The 2010 census showed that Hyattsville’s population grew from 14,733 on April 1, 2000, to 17,557 a decade later, an increase of almost 20 percent. Much of that was in Ward 3, where annexation led to an imbalance of 1,000 residents.

Making sure they get evenly distributed was just one consideration for the three-member redistricting committee.

Committee chair David Rain presented six plans to the council. He described the existing boundary lines, drawn based on 2000 census data, as “jagged and irregular.”

One reason for that, he said, “had to do with moving the lines around [to keep] incumbents in their wards. We did pay attention to that, but we didn’t focus on it exclusively.”

They also focused on drawing “compact, contiguous” boundaries and, in keeping with the Voting Rights Act of 1965, creating a minority-opportunity ward, with a minority population of at least 50 percent.

But that proved harder than expected, because “there aren’t a lot of pockets of concentrations,” explained Rain. “It’s a virtue [for the city], but makes our job a little harder.”

Still, two of the six plans do create such a ward, with Hispanics making up just over half the population in Ward 5. Another pair of plans would keep all incumbents in their wards, while meeting few other criteria.

The scenario that divides the population most evenly has a difference of only 75 people between the largest and smallest wards. But it’s one of two plans that would redistrict six council members out of the wards that elected them.

Candace Hollingsworth (Ward 1) pointed out that in most scenarios, the councilmembers who would be displaced are up for re-election in 2013, “so they’d be running anyway.”

But putting three incumbents in one ward, as some plans do, would lead to a game of musical chairs in which the rules have yet to be written.

“When do the boundaries take effect?”said Mayor Marc Tartaro later, giving examples of questions that would surface. “How do you figure out who’s running against each other?

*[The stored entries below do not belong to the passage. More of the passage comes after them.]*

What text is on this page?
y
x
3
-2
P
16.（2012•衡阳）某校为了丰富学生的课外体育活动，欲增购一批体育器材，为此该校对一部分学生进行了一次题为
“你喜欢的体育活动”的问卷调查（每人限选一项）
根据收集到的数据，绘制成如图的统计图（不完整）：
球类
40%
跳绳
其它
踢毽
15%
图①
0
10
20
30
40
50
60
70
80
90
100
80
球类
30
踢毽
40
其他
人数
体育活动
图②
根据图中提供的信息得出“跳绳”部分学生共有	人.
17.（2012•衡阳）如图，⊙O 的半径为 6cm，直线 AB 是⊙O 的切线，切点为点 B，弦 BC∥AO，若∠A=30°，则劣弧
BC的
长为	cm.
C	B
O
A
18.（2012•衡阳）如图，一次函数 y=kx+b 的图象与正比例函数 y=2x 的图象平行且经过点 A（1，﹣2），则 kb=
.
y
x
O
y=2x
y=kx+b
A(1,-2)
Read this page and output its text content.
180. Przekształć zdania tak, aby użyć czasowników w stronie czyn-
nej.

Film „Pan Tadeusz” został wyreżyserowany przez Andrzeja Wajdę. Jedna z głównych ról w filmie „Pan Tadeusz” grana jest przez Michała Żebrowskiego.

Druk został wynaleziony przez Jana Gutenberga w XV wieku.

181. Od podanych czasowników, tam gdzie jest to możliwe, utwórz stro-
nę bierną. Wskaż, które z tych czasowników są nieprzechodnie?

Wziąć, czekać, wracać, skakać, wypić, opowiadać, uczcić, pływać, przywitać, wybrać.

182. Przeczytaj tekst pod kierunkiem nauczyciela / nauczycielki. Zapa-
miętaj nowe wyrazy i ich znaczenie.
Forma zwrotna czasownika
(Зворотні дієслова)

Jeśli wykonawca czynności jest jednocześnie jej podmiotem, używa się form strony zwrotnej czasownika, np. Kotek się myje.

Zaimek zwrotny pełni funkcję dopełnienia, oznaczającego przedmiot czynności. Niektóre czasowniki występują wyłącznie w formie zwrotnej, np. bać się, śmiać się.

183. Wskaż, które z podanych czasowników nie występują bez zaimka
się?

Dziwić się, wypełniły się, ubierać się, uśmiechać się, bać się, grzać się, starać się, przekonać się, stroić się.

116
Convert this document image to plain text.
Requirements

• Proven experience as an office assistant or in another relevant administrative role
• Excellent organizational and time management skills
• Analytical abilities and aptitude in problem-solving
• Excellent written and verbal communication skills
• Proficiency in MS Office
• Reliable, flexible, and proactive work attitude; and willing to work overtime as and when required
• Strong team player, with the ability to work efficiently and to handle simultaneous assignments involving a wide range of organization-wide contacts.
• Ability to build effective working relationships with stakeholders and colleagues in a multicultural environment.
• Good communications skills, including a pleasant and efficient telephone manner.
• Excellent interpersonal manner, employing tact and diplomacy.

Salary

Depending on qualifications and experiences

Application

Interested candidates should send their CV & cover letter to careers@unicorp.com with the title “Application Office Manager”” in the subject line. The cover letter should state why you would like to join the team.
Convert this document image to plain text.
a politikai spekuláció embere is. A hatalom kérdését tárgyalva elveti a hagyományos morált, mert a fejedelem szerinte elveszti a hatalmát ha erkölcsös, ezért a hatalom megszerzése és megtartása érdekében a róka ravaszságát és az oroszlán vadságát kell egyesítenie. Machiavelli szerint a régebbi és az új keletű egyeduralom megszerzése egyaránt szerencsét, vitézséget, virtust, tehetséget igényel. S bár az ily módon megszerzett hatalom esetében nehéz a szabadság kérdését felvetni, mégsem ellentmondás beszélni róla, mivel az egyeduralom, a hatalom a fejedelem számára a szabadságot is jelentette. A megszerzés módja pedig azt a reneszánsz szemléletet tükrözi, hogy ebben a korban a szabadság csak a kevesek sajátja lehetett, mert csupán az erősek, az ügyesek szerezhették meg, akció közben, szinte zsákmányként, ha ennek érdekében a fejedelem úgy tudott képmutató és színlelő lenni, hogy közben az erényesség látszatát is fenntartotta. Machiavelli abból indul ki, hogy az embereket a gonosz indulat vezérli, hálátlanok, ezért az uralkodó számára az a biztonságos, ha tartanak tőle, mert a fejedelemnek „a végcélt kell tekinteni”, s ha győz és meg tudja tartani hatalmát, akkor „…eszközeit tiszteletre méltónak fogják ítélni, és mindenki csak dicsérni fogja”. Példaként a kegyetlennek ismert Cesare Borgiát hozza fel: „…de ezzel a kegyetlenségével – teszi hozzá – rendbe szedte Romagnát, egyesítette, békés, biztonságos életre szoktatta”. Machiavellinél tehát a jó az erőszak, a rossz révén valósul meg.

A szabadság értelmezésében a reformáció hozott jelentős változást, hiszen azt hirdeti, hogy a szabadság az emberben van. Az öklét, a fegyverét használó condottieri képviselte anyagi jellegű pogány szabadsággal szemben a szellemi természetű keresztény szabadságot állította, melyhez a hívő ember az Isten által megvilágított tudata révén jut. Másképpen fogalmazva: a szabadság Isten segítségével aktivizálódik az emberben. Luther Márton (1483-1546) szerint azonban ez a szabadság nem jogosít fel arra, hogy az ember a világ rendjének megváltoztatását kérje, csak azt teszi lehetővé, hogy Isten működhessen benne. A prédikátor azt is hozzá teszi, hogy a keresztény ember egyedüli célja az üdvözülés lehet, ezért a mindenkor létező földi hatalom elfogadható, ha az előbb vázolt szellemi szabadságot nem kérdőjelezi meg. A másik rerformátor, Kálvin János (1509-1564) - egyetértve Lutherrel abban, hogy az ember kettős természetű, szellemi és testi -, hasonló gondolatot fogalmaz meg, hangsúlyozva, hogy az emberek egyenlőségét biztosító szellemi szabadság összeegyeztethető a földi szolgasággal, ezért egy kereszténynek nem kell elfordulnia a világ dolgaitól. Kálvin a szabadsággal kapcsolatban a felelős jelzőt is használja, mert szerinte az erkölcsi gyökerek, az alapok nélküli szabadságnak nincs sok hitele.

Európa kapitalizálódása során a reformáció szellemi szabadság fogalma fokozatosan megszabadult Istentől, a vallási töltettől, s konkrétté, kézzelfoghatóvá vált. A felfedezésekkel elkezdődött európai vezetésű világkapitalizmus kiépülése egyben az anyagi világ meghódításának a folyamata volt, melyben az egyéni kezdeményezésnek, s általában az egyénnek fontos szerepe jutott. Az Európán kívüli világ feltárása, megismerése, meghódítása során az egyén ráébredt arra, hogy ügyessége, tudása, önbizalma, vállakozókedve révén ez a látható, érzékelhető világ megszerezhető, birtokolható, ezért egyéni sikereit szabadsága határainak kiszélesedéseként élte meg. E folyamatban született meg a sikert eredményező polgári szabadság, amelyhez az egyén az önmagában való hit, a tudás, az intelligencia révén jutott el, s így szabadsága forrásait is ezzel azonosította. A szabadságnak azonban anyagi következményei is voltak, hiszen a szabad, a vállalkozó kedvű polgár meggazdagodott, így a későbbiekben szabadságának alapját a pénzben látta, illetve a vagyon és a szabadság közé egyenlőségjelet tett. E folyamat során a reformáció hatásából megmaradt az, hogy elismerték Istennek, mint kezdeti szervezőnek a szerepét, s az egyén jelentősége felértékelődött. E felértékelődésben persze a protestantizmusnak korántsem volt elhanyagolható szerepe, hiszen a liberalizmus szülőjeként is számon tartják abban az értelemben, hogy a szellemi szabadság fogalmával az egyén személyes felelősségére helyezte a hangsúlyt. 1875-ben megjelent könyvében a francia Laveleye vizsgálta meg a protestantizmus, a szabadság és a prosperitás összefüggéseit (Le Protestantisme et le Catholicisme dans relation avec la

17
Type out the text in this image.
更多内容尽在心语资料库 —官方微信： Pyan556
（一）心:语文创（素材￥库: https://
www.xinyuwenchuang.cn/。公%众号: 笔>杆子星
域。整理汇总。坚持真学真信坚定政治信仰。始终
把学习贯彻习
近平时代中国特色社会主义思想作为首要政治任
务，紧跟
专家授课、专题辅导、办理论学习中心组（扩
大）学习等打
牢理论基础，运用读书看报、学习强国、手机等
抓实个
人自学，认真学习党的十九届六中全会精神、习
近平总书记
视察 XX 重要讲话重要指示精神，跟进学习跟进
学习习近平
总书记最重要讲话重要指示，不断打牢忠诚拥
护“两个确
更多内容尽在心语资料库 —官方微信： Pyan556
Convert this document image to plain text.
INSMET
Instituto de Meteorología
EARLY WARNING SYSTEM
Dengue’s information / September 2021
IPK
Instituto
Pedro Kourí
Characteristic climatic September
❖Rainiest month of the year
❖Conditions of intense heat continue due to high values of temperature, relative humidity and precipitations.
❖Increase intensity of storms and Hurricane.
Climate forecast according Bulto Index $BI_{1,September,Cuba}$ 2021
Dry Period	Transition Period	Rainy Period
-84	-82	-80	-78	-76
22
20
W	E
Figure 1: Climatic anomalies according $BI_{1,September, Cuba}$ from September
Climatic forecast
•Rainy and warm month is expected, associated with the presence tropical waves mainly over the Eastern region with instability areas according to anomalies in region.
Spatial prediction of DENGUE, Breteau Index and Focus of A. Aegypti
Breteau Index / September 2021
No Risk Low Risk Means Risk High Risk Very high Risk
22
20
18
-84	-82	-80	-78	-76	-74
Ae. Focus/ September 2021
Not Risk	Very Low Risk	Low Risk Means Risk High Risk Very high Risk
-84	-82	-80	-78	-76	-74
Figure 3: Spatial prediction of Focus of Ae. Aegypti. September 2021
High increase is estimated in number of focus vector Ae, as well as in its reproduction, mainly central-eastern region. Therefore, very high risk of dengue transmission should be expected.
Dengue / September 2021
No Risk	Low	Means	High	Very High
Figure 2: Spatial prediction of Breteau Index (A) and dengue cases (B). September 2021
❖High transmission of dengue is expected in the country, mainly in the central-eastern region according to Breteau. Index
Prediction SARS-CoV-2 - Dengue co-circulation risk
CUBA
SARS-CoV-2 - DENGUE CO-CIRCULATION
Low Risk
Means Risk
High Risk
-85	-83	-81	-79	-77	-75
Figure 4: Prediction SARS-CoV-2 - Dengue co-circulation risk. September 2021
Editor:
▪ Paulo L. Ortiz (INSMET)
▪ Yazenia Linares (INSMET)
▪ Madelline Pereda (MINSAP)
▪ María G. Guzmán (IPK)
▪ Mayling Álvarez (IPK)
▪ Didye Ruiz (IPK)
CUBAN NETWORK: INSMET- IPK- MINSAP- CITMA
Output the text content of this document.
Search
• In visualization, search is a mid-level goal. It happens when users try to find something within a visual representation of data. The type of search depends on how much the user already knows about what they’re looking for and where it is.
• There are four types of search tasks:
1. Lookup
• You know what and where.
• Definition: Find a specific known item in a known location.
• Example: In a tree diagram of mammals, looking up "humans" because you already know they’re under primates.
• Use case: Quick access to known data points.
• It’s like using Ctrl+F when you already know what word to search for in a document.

These are all things we would have to decide.”

City Attorney Richard Colaresi agreed. “That is really a council problem to solve,” he said.

“We did not have a mandate to fix city council dysfunction or solve a lot of other problems,” Rain said. “We were given pretty clear marching orders. We were told that the council thought the best plan was to stick with five wards, so that’s what we did.”

The 10-member body, composed of two representatives for each of five wards, is the second largest in the state. During the presentation, at least one councilmember was open to changing the structure, although she acknowledged that it would likely stay the same.

“I regret that we didn’t give you a little more free rein,” in designing the plans, Shani Warner (Ward 2) told Rain. She cited “the historic problem we have getting people to run for election, the low turnout we have in some wards … [and] the issues with comity and civility that we’ve had recently on the council” as reasons to re-examine the structure.

Colaresi explained that there were two ways to restructure: “Create more wards and keep one person for the seat, or lesson the number of wards and keep two people in staggered elections.”

But, he added, “the fewer wards you have, the less likely there is any minority-opportunity ward.”

All plans can be found on the city website, and the public is encouraged to give feedback on them until March 19. To comment, send an e-mail with the subject line “Redistricting 2012” to  City Clerk Douglass Barber at

The committee will meet again the week of March 26 to incorporate the responses  into a second round of plans. Those, said Rain, should be presented to council next month.